The French parliament has begun debating a bill that would strip naturalized citizens of their nationality for committing certain crimes. Even some members of the ruling party are calling for it to be toned down.
The bill is highly controversial with human rights groups
Debate over a controversial bill to reform immigration and citizenship regulations began in the French parliament on Tuesday, with members of both the ruling and opposition parties offering criticism.
The bill is France's fifth piece of immigration legislation in seven years, and would, among other things, make it easier for the government to revoke French nationality from citizens who have been naturalized for less than 10 years and who have been convicted of killing or attacking a policeman or any public official.
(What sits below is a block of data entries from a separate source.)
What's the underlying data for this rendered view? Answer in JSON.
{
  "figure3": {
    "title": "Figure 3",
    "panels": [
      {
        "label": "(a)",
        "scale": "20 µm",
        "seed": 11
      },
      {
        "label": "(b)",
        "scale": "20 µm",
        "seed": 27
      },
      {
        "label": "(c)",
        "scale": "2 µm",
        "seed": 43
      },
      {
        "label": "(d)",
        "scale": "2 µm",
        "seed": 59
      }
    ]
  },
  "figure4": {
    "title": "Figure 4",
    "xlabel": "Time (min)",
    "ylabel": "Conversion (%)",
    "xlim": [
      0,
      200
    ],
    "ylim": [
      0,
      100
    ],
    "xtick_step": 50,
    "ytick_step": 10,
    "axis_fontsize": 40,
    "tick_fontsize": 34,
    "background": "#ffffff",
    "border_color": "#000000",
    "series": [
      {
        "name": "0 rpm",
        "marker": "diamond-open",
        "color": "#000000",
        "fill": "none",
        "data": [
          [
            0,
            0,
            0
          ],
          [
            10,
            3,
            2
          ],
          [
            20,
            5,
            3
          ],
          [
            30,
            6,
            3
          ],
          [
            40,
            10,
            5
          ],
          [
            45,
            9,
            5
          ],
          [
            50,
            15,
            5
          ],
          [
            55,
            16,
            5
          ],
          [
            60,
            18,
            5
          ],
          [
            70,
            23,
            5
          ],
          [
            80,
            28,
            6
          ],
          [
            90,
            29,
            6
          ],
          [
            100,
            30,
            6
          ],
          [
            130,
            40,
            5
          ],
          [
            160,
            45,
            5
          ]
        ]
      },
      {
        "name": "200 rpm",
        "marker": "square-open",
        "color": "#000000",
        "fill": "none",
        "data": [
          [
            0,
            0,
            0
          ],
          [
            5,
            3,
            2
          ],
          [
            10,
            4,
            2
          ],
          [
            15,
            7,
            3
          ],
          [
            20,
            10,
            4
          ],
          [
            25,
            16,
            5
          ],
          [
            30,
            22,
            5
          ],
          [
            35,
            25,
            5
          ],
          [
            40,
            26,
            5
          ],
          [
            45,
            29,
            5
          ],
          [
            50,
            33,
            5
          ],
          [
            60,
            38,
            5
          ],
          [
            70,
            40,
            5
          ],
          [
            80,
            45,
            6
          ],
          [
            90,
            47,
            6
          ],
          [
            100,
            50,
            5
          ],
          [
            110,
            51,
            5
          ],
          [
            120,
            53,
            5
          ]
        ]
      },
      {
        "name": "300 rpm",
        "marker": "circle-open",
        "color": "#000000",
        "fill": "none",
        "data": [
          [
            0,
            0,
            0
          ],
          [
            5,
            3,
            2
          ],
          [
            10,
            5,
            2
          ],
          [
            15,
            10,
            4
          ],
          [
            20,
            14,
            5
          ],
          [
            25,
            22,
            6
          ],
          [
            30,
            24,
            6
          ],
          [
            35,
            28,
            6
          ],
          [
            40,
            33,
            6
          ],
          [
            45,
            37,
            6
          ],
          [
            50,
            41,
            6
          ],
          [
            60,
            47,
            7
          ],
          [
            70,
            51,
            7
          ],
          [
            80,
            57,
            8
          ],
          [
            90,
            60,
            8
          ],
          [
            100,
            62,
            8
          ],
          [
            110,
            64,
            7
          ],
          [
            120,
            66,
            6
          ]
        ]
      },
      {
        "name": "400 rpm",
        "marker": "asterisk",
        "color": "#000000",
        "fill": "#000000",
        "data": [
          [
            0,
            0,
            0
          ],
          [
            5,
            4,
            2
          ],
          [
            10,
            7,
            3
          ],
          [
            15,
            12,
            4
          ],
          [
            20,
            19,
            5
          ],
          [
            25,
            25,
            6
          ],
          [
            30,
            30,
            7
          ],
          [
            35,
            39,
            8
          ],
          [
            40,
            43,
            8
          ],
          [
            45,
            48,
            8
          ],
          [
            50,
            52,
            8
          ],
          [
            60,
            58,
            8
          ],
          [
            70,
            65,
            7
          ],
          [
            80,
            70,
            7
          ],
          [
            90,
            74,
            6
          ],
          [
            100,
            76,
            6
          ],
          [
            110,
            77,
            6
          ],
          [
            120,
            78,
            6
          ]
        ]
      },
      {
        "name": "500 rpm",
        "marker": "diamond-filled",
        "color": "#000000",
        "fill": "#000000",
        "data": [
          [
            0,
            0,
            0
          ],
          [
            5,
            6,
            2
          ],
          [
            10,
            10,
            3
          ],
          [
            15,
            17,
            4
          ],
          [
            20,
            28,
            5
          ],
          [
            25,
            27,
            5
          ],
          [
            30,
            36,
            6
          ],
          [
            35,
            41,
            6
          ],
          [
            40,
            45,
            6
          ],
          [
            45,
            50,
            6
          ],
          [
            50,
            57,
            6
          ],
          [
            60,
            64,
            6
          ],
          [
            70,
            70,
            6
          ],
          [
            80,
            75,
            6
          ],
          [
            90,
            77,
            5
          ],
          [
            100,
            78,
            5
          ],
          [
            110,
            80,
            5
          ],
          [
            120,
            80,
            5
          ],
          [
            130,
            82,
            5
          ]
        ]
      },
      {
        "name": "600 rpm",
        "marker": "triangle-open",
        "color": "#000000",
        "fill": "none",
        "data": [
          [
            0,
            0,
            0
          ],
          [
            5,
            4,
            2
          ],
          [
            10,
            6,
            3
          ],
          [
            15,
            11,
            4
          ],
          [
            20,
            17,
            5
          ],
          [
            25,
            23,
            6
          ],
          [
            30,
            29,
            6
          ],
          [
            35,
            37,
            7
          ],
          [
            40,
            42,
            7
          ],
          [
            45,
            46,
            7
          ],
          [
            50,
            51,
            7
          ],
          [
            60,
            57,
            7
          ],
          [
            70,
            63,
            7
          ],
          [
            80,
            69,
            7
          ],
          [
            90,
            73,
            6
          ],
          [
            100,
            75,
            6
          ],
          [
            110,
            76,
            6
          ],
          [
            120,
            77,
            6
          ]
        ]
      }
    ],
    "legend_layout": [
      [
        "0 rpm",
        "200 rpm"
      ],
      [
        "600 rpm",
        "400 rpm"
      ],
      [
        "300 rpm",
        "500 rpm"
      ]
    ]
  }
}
The bill also simplifies entry for highly qualified immigrants
Immigration Minister Eric Besson, who first proposed the legislation, said in an interview with Le Parisien newspaper that he wanted his ministry to be "a machine to produce good French citizens."
"Last year we gave French nationality to 108,000 foreigners," the newspaper quoted him as saying. "Being a 'good French person' doesn't mean denying your history, your roots or your French culture."
Besson's original bill took a more moderate approach before President Nicolas Sarkozy and Interior Minister Brice Hortefeux toughened it during cabinet debate.
Opposition on both sides
In addition to the citizenship regulations, the bill would allow France to deport foreigners, including EU citizens, for theft, aggressive begging or abusing the right to remain in France for 30 days without permission by leaving and re-entering the country to renew that right.
At the same time if would speed up entry procedures for highly qualified immigrants.
Sarkozy's government argues that the legislation would bring France into line with European Union immigration directives, but critics have accused him of twisting those directives to fit a populist, anti-immigrant agenda, possibly to attract far-right voters ahead of presidential elections in 2012.
Critics like the bill to France's expulsions of Roma
Opposition Socialist spokesman Bruno Le Roux said if passed into law, the bill would amount to "another step taken in the deterioration of republican principles."
Etienne Pinte, a member of parliament from Sarkozy's own conservative UMP party, said the bill was an attempt to bring in votes in the far-right National Front party. He said he would seek up to 40 amendments to "humanize" the bill, or vote against it.
New York-based Human Rights Watch has urged parliament to reject the bill and tied it in with France's mass Roma expulsions, the legality of which is currently the subject of debate in the European Commission.
"It is shocking that the French government is pushing for measures that clearly target Roma," said HRW's Judith Sunderland. "It smacks of a populist move at the expense of the most discriminated against and vulnerable people in Europe today."